Texas History, Really!
Book Review: Horne, Gerald, “The Counter Revolution of 816: Texas Slavery & Jim Crow and the Roots of U.S. Fascism.” International Publishers, 2022. Available through Amazon Books
University of Houston Professor Gerald Horne has created a book that must be read. I wholeheartedly recommend it, but that doesn’t make it an easy read.
I believe there is a long-awaited tendency toward truth in Texas history. Most of us have only seen the bleached and romanticized version. It makes great romantic heroes of all the “revolutionary” “founders” of the state. Everyone who can read knows it isn’t true. If they were really such wonderful people, why did they prominently feature slavery in their first constitution?
As far as I know, though, the new revisionist histories lead up gradually to the truth and don’t actually denounce any of the Texas “heroes” before their conclusions. Gerald Horne starts there. The “founders” of Texas are ratfink landgrabbers devoted to genocide for natives and enslavement for Africans from page one.
“Father of Texas” Austin wasn’t a saint trying to find homes for poor settlers. A slave owner himself, he worked constantly and consistently to overcome his host country’s ban against slavery. He was the slaveocracy’s front man. The ones who followed were no less committed to slavery and even more bloodthirsty in its pursuit.
As for the Natives, there were only two ideological trends in Texas: the few “liberals” wanted to put them all into bantusland reservations as in apartheid South African; the majority, including President Mirabeau Lamar, wanted to kill every last one of them. Mexican Americans received little more consideration. The Texas Rangers were an equestrian version of Murder, Inc.
From the first white settlers until modern times, Texas history is a story of lynching and genocide. For good measure, Horne throws in some little-known truths about Oklahoma and the states that were created after the greatest land grab — usually known as the Mexican War.
Most white Texans supported secession from Mexico. Many of them coveted even more Mexican land and only reluctantly joined the United States when forced by economic circumstances. Nearly all of them supported seceding from the union over the slavery issue in 1860. Their contributions to the Confederacy exceeded every state except, possibly, Virginia. After General Lee surrendered in 1865, many Texans moved to Mexico where they supported the French imperialist forces under “Emperor” Maximillian because they hoped to re-start the Civil War with France on their side.

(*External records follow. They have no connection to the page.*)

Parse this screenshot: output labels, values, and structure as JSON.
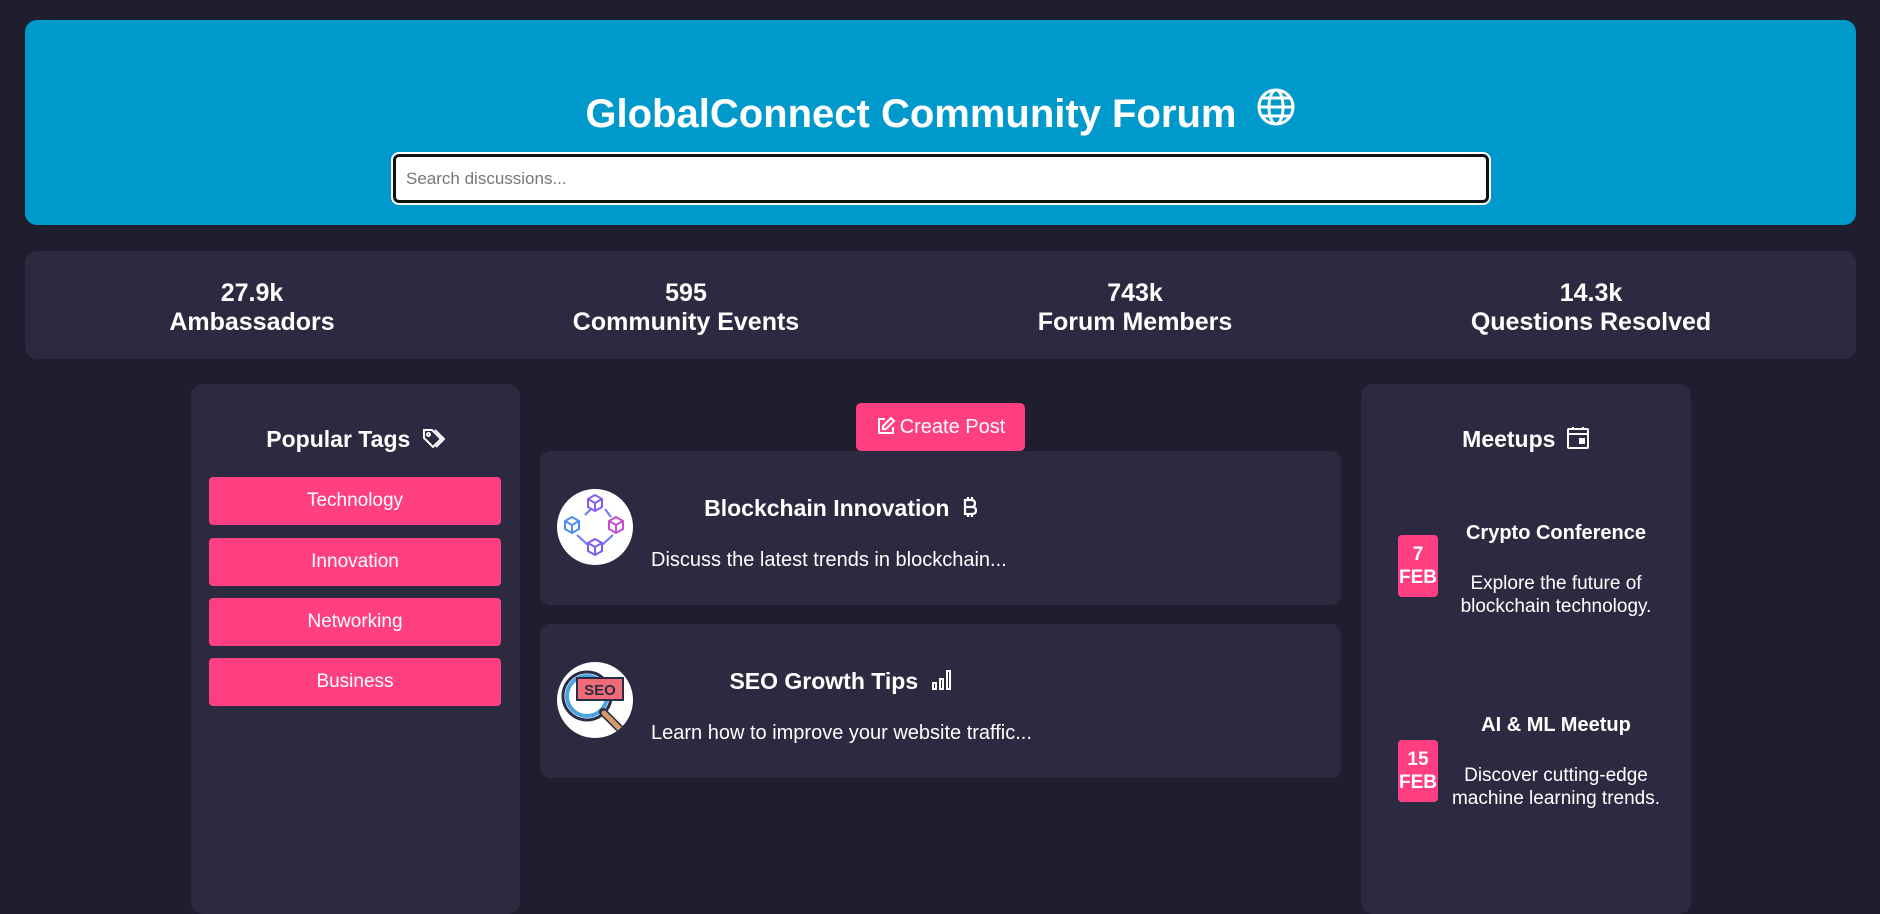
{
  "header": {
    "title": "GlobalConnect Community Forum",
    "title_icon": "globe-icon",
    "search_placeholder": "Search discussions..."
  },
  "stats": [
    {
      "value": "27.9k",
      "label": "Ambassadors"
    },
    {
      "value": "595",
      "label": "Community Events"
    },
    {
      "value": "743k",
      "label": "Forum Members"
    },
    {
      "value": "14.3k",
      "label": "Questions Resolved"
    }
  ],
  "sidebar": {
    "title": "Popular Tags",
    "title_icon": "tags-icon",
    "tags": [
      "Technology",
      "Innovation",
      "Networking",
      "Business"
    ]
  },
  "main": {
    "create_label": "Create Post",
    "create_icon": "edit-icon",
    "posts": [
      {
        "title": "Blockchain Innovation",
        "icon": "bitcoin-icon",
        "avatar": "blockchain-cubes-icon",
        "description": "Discuss the latest trends in blockchain..."
      },
      {
        "title": "SEO Growth Tips",
        "icon": "bar-chart-icon",
        "avatar": "seo-magnifier-icon",
        "avatar_text": "SEO",
        "description": "Learn how to improve your website traffic..."
      }
    ]
  },
  "events": {
    "title": "Meetups",
    "title_icon": "calendar-icon",
    "items": [
      {
        "day": "7",
        "month": "FEB",
        "title": "Crypto Conference",
        "description": "Explore the future of blockchain technology."
      },
      {
        "day": "15",
        "month": "FEB",
        "title": "AI & ML Meetup",
        "description": "Discover cutting-edge machine learning trends."
      }
    ]
  },
  "colors": {
    "background": "#1f1e2f",
    "header": "#0099cc",
    "panel": "#2b2a40",
    "accent": "#ff3f81"
  }
}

The total destruction of previous Texas histories is one reason that “The Counter Revolution of 1836” is hard reading. Texas history as we have known it is deservedly turned inside-out! The other reason comes from Horne’s writing style. A few pages into the 575-page opus, the reader starts hoping that Horne will run out of obscure pejoratives to describe early Texans, but he doesn’t. He rarely employs a sentence that wouldn’t diagram as compound/complex. Because he has assembled so many quotes from so many sources, he hop-scotches from one to the other so quickly that it’s not always easy to remember what point he was making.
The book has a tremendous list of resources. Oddly, I did not find Randolph Campbell’s “An Empire for Slavery” among them. Possibly, Campbell may have been too easy on Texas.